Publié le par Noelle Vonsiebenthal

Reconstructing the Social Sciences and Humanities
Anténor Firmin, Western Intellectual Tradition, and Black Atlantic Tradition

Celucien L. Joseph, Paul C. Mocombe (ed.)

 

ISBN 9780367460679

Routledge

254 Pages 

£130.00

 

PRESENTATION

Joseph Anténor Firmin (1850–1911) was the reigning public intellectual and political critic in Haiti in the nineteenth century. He was the first “Black anthropologist” and “Black Egyptologist” to deconstruct the Western interpretation of global history and challenge the ideological construction of human nature and theories of knowledge in the Western social sciences and the humanities. As an anti-racist intellectual and cosmopolitan thinker, Firmin’s writings challenge Western ideas of the colonial subject, race achievement, and modernity’s imagination of a linear narrative based on the false premises of social evolution and development, colonial history and epistemology, and the intellectual evolution of the Aryan-White race.

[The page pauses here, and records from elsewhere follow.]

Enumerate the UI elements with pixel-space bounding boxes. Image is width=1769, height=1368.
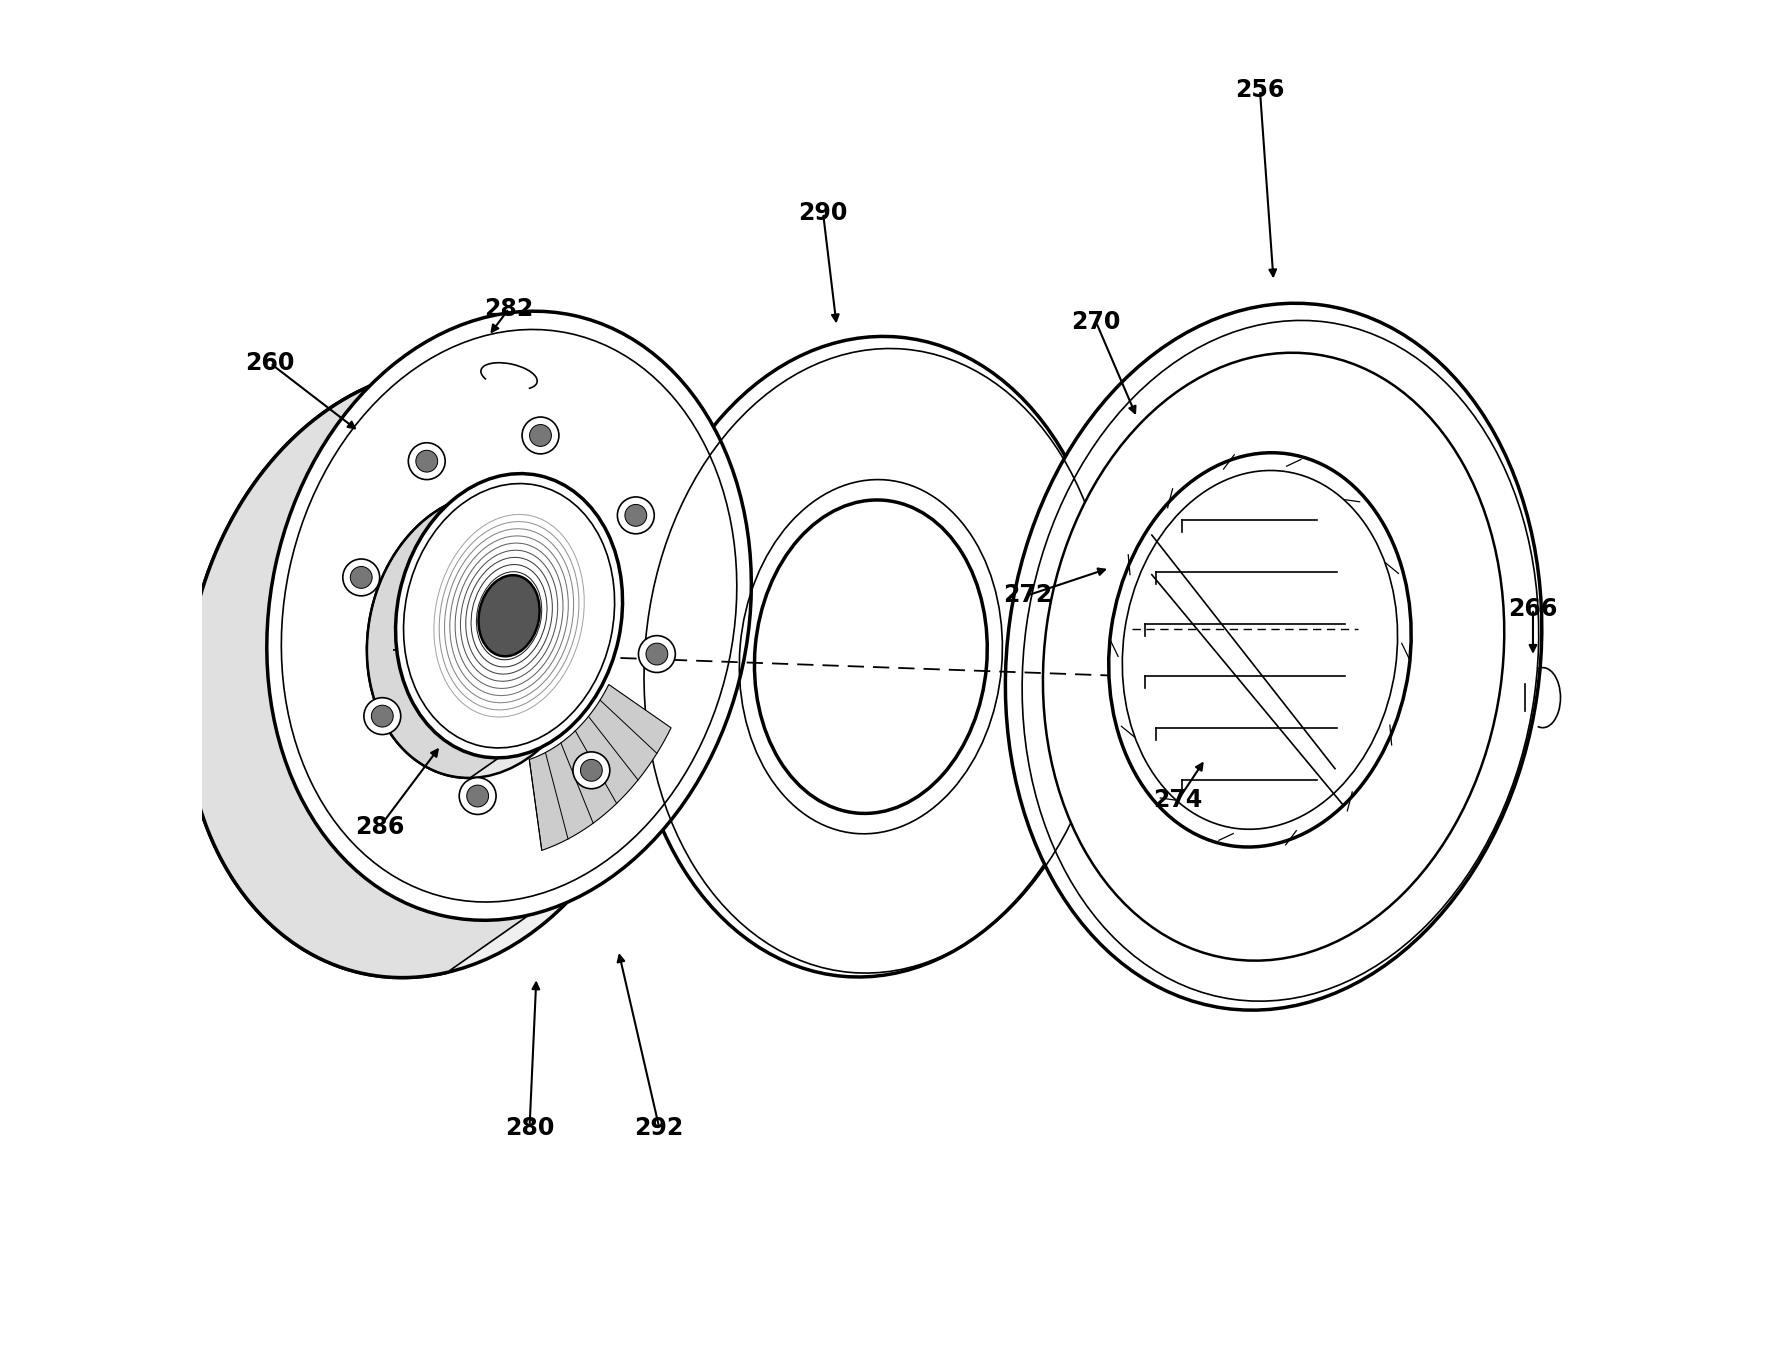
Ellipse shape bbox=[632, 337, 1111, 977]
Ellipse shape bbox=[529, 424, 552, 446]
Ellipse shape bbox=[409, 443, 446, 480]
Text: 260: 260 bbox=[246, 352, 295, 375]
Ellipse shape bbox=[580, 759, 601, 781]
Text: 292: 292 bbox=[635, 1116, 685, 1140]
Polygon shape bbox=[186, 311, 649, 978]
Text: 282: 282 bbox=[485, 297, 534, 320]
Polygon shape bbox=[529, 684, 670, 851]
Ellipse shape bbox=[267, 311, 752, 921]
Ellipse shape bbox=[364, 698, 402, 735]
Polygon shape bbox=[366, 473, 557, 778]
Ellipse shape bbox=[467, 785, 488, 807]
Ellipse shape bbox=[478, 575, 540, 657]
Ellipse shape bbox=[624, 505, 647, 527]
Text: 290: 290 bbox=[798, 201, 847, 224]
Text: 280: 280 bbox=[504, 1116, 554, 1140]
Ellipse shape bbox=[371, 705, 393, 726]
Ellipse shape bbox=[646, 643, 669, 665]
Text: 274: 274 bbox=[1153, 788, 1203, 813]
Ellipse shape bbox=[522, 417, 559, 454]
Ellipse shape bbox=[350, 566, 371, 588]
Ellipse shape bbox=[1109, 453, 1412, 847]
Ellipse shape bbox=[573, 752, 610, 789]
Ellipse shape bbox=[343, 560, 380, 596]
Text: 266: 266 bbox=[1509, 596, 1558, 621]
Ellipse shape bbox=[186, 368, 669, 978]
Ellipse shape bbox=[460, 777, 495, 814]
Ellipse shape bbox=[617, 497, 655, 534]
Text: 270: 270 bbox=[1072, 311, 1122, 334]
Ellipse shape bbox=[639, 636, 676, 673]
Ellipse shape bbox=[1044, 353, 1504, 960]
Ellipse shape bbox=[754, 499, 987, 814]
Text: 256: 256 bbox=[1235, 78, 1284, 103]
Text: 272: 272 bbox=[1003, 583, 1053, 607]
Ellipse shape bbox=[396, 473, 623, 758]
Ellipse shape bbox=[1005, 304, 1543, 1010]
Ellipse shape bbox=[416, 450, 437, 472]
Text: 286: 286 bbox=[354, 815, 403, 840]
Ellipse shape bbox=[366, 494, 594, 778]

Firmin articulated an alternative way to study global historical trajectories, the political life, human societies and interactions, and the diplomatic relations and dynamics between the nations and the races.

Reconstructing the Social Sciences and Humanities is the first full-length book devoted to Joseph Anténor Firmin. It reexamines the importance of his thought and legacy, and its relevance for the twenty-first century’s culture of humanism, and the continuing challenge of race and racism.